Sargeant testified that he has been employed by Cypress for one-and-a-
half years. He stated that he has a college degree in computer science and has been
involved in the surveying industry for fifteen years. He testified that he is a Surveyor
In Training, but indicated that he had just sat for his Professional Land Surveyor
license. Sargeant testified that he only performs surveying work for Cypress General
and that he earns $17.50 per hour. He stated that the industry would not bear paying
$30 per hour for a surveyor, but admitted that he would not work for only $10 per
hour.
In finding that Wright’s average weekly wage was based on $30 per hour
rather than $10 per hour, the workers’ compensation judge stated:
Disingenuous is the most charitable, certainly not the most accurate, description that can be given to the employer’s claim, which he made
13 repeatedly with a straight face. Unflinching, the employer’s representative said that during the two years prior to the disabling accident, he paid more than $40,000 in van and surveying equipment upkeep to keep this $10-an-hour employee. Pressed on cross- examination for a reason of this bifurcation of income, the employer’s representative was hard-pressed to explain how this arrangement evolved. It was just done, he said. Unexplained was why the employer’s credit card was used to purchase tires and gas for the van and why the claimant here bought his own surveying equipment. Defense counsel did all he could reasonably be expected to do to make some sense out of this tale, but it flies squarely in the face of common sense and customary business practice.
Generally, payments received by an employee for the use of his tools and
equipment are not included the calculation of his average weekly wage. Hood v. C.J.
Rogers, Inc., 94-1162 (La.App. 3 Cir. 3/8/95), 654 So.2d 371 (citing Wex A. Malone
& H. Alston Johnson III, 14 Louisiana Civil Law Treatise, Workers’ Compensation
§ 327 (3d ed.1994)). Nonetheless, in Nash v. Premium Products of Louisiana, Inc.,
95-389 (La.App. 3 Cir. 11/2/95), 690 So.2d 43, we held that payments made to a
worker for the use of his truck and equipment should be included in determining his
average weekly wage.
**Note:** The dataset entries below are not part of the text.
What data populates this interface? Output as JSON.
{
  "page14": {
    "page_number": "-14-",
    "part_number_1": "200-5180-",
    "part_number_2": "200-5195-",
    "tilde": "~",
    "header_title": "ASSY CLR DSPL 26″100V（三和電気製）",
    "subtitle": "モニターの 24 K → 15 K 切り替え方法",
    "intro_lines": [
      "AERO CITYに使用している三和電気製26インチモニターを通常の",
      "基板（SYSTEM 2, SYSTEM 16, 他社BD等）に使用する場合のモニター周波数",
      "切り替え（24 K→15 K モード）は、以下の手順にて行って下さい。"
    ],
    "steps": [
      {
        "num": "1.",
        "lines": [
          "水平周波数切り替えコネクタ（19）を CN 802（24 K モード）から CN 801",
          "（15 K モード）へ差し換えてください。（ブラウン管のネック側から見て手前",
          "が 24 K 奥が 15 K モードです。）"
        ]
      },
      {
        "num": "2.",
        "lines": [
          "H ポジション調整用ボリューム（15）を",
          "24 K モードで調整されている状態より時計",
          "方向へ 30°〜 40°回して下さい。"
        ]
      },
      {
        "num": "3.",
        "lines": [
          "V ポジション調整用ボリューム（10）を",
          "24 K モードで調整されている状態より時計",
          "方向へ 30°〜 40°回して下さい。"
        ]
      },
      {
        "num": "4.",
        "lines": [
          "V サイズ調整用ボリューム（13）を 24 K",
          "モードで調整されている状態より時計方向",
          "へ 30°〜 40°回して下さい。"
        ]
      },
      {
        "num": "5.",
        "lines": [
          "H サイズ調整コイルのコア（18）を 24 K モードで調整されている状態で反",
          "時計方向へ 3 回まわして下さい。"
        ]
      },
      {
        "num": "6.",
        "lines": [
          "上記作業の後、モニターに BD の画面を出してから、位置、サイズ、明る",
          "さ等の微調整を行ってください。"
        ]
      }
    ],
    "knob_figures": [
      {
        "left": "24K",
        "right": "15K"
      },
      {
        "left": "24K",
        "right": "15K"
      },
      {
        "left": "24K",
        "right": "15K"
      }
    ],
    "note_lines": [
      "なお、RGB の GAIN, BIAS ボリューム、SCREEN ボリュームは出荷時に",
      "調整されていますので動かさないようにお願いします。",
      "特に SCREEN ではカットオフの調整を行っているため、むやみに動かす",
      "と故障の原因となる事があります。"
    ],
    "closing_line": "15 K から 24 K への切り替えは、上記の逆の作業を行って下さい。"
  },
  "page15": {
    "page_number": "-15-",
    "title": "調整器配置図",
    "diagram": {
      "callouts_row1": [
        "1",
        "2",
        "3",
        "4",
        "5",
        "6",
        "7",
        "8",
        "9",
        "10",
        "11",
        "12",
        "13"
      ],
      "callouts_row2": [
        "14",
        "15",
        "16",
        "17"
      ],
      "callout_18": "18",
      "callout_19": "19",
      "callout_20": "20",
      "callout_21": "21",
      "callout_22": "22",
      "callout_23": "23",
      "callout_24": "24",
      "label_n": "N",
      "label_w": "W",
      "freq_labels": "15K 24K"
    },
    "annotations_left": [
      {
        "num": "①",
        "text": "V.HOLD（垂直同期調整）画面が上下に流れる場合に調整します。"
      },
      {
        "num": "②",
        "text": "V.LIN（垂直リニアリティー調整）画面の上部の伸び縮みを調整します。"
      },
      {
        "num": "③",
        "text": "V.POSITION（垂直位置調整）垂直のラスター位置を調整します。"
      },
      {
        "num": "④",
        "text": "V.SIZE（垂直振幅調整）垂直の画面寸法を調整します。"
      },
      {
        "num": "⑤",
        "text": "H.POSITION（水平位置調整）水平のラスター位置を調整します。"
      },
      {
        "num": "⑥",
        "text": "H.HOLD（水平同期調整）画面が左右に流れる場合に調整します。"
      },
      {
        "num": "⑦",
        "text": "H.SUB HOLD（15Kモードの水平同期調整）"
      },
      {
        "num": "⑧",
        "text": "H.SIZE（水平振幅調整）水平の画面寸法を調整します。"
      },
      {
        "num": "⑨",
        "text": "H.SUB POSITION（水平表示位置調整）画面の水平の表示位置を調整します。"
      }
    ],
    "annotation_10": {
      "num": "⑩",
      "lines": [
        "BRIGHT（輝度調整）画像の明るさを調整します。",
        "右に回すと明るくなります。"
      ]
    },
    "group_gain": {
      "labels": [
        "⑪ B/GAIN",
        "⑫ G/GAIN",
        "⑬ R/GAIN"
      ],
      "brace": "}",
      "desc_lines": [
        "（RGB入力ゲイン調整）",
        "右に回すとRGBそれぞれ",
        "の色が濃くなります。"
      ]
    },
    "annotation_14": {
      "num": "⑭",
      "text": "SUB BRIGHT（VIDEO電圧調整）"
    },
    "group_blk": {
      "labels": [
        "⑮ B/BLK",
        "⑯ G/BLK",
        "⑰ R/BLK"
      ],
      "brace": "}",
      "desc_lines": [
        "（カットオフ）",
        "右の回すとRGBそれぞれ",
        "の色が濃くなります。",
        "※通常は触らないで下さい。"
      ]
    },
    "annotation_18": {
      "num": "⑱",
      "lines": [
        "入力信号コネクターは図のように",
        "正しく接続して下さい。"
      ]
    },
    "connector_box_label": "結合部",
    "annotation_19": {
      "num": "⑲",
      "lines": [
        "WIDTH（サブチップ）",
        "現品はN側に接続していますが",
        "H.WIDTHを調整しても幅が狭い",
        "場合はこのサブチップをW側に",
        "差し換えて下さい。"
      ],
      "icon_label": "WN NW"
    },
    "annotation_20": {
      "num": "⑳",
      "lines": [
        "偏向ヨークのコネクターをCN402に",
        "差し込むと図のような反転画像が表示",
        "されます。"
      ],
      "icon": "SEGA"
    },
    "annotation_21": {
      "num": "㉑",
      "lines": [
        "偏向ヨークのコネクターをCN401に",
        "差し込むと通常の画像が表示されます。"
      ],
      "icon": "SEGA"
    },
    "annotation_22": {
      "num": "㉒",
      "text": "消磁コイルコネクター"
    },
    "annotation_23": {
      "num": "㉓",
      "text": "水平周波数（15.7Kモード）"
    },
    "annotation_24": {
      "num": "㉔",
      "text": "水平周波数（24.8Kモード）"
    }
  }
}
We held that the payments were associated with the worker’s
wages as his hourly wages decreased when the payments began and the employer
discontinued the payments after his injury, but retained possession of his truck and
equipment.
In this instance, we find no error in the workers’ compensation judge’s
determination that the $20 per hour should be included in Wright’s average weekly
wage computation. His wages decreased by $20 per hour corresponding with the
commencement of the $20 per hour payment for the use of his equipment. Also, we
agree with the workers’ compensation judge that it is inconceivable that an employer
would pay in excess of $40,000 per year to retain an employee who only earns $10
14 per hour, especially when the equipment it is supposedly renting costs $6000 and it
provides all maintenance for the employee’s van. Although Cypress General only
pays Sargeant $17.50 per hour, Wright was obviously a more valuable employee, who
could perform many other functions than just surveying. Accordingly, the judgement
of the workers’ compensation judge is affirmed.
ANSWER TO APPEAL
Wright has answered Cypress General’s appeal and seeks additional
attorney’s fees for work performed in conjunction with this appeal. Based on our
findings, we award him an additional $3000 in attorney’s fees.
CONCLUSION
For the foregoing reasons, the workers’ compensation judge’s judgment
is affirmed. It is further ordered, adjudged, and decreed that an additional $3000 in
attorney’s fees is awarded to the plaintiff-appellee, Nathan Wright. The costs of this
appeal are assessed to the defendant-appellant, Cypress General Contractors, Inc.